Turquie : l’état d’urgence, un outil contre les travailleurs16/08/20172017Journal/medias/journalnumero/images/2017/08/2559.jpg.445x577_q85_box-0%2C104%2C1383%2C1896_crop_detail.jpg

Dans le monde

Turquie : l’état d’urgence, un outil contre les travailleurs

L’article suivant est traduit du journal du mois d’août de nos camarades de Sinif Mücadelesi (Turquie – UCI)

Lors de la dernière réunion du Müsiad, la confédération patronale de tendance islamiste, Erdogan s’est vanté de se servir de l’état d’exception, décrété après la tentative de coup d’État il y a un an, pour faire face aux menaces de grèves ouvrières. « Pourquoi vous plaignez-vous de l’état d’urgence, en quoi vous a-t-il gênés ? », leur a-t-il demandé, ajoutant : « Si quelqu’un a un problème, qu’il vienne me voir. »

C’est la même chose dans la question des indemnités de licenciement. Erdogan s’apprêtait à légiférer pour les supprimer, afin de tenir la promesse faite au patronat. Ce sont les grands patrons qui ont eu peur des réactions éventuelles. Quand ils ont dit que pour l’instant le mieux était de ne toucher à rien, l’affaire en est restée là.

Quand il s’agit de servir les patrons, rien n’arrête le président Erdogan. Il se sert des lois, de toutes ses prérogatives et des moyens de l’État pour s’opposer à la volonté de millions d’ouvriers d’obtenir des salaires et des conditions de vie corrects. Il agit dans l’intérêt des patrons et ne s’en cache pas. C’est une évidence. Erdogan depuis son palais se croit tout permis.

Dans le passé un autre président, Özal, s’était comporté de la même façon. Mais les mineurs de Zonguldak l’avaient chassé du pouvoir, eux qui s’étaient mobilisés en criant : « Le gros de Çankaya (le palais présidentiel d’alors), ennemi des travailleurs ! » Özal, qui les craignait, avait mobilisé l’armée contre leur grève.

Cette dernière année, trois grèves ont été interdites par le pouvoir de l’AKP, le parti d’Erdogan, et au total il en a interdit douze depuis qu’il gouverne. Au total, 26 lois d’exception ont été adoptées, soit deux par mois, dans le cadre de l’application de l’état d’urgence. Selon un juriste, ces mesures ont abouti à la modification de 258 articles de loi, allant du domaine du sport à celui de l’aviation civile.

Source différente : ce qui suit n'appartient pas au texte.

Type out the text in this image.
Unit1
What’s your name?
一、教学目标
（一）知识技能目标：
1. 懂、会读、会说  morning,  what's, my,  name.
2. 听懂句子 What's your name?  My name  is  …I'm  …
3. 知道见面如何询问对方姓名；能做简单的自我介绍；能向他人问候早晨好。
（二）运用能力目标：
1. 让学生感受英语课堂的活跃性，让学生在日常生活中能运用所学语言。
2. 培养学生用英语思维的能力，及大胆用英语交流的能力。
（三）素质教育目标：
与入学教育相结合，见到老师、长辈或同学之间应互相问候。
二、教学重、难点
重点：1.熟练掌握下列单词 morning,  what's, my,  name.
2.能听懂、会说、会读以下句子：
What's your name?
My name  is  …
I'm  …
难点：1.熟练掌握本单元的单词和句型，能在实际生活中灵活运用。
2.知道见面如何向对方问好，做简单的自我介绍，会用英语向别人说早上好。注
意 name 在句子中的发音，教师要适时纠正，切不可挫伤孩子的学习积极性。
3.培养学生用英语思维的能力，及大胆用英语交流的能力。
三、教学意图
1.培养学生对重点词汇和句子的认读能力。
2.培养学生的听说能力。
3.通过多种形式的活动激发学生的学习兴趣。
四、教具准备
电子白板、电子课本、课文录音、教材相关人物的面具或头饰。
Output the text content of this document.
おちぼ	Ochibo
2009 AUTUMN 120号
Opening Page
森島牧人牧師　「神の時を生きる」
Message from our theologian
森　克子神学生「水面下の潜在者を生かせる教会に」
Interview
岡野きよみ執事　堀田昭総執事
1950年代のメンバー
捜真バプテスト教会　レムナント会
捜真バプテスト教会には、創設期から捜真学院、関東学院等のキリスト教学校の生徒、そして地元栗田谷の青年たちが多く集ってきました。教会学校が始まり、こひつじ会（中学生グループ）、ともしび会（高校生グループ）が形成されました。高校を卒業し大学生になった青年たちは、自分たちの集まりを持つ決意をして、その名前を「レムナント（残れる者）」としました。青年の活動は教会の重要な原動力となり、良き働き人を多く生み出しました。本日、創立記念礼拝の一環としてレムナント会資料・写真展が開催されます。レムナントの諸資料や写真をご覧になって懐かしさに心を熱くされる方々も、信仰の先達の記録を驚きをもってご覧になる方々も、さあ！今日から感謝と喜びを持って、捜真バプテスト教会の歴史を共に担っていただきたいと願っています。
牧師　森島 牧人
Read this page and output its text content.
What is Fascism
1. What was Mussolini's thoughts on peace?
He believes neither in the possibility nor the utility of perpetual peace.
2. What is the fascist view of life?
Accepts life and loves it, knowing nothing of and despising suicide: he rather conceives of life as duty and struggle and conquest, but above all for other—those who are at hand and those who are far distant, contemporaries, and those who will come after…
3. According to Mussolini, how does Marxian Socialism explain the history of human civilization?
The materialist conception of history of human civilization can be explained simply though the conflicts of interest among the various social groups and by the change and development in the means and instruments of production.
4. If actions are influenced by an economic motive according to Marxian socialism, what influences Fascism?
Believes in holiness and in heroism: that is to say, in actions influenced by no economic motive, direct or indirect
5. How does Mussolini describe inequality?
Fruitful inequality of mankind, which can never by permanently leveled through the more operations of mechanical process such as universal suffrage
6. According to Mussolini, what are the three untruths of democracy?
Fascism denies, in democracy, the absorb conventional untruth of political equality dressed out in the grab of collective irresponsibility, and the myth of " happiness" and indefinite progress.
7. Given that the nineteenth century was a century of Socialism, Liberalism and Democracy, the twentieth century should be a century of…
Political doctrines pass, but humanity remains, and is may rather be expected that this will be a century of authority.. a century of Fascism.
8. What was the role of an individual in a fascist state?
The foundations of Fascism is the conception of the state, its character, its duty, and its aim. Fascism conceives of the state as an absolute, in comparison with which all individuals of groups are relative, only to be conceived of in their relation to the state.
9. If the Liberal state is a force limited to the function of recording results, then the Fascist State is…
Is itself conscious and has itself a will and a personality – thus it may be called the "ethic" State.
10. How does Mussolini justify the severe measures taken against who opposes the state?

La dernière loi d’exception de l’AKP concernant les entreprises commence à entrer en application. L’article visant la sécurité du travail dans les entreprises où les risques sont élevés a été de nouveau suspendu jusqu’à la fin 2019. Et justement, selon les rapports des inspecteurs de travail, de nombreuses amendes pour non-respect de la sécurité ont été distribuées, depuis la grosse société gazière Tüpras jusqu’aux plus petites entreprises. Erdogan, qui a concentré tous les pouvoirs entre ses mains, est, comme il le dit lui-même, au service des patrons. Le sort des millions d’ouvriers et de leurs familles ne l’intéresse pas. S’il est en conflit avec les « Fetö », les partisans de son rival Fethullah Gülen, qu’il accuse de vouloir « s’accaparer l’État », c’est d’abord parce qu’il ne veut pas que qui que ce soit d’autre que lui et son entourage le fasse.

Erdogan prétend que tout ce qu’il dit, tout ce qu’il veut, tout ce qu’il fait aujourd’hui est conforme à la loi, et que tous ceux qui s’y opposent sont nuisibles et suspects de terrorisme. Les travailleurs des grandes entreprises, qui bien que syndiqués ne peuvent plus défendre leurs salaires et leurs droits par leurs grèves et leurs luttes, ne sont pas les seuls à en subir les conséquences. La situation des travailleurs des plus petites entreprises devient encore pire.

Les patrons agissent d’une façon organisée, ils essayent de réduire au maximum les augmentations des salaires et de limiter le plus possible les droits des travailleurs. Pour cela ils ont leur gouvernement, leur État, leur police, les tribunaux et l’ordre établi entièrement à leur service. Les patrons se sentent forts mais en réalité ils ont tort, car cette société ne peut tenir debout et fonctionner que grâce au travail quotidien des millions de travailleurs.

Le 15 juillet 2016, des dizaines de milliers de personnes s’étaient mobilisées pour riposter à la tentative de coup d’État d’une partie de l’armée. Le gouvernement d’Erdogan fait l’éloge des masses quand elles le défendent au risque de leur vie mais, quand les travailleurs défendent leurs salaires et leurs droits, alors rien ne va plus. Voilà la réalité du pouvoir d’Erdogan et de l’ordre qu’il impose.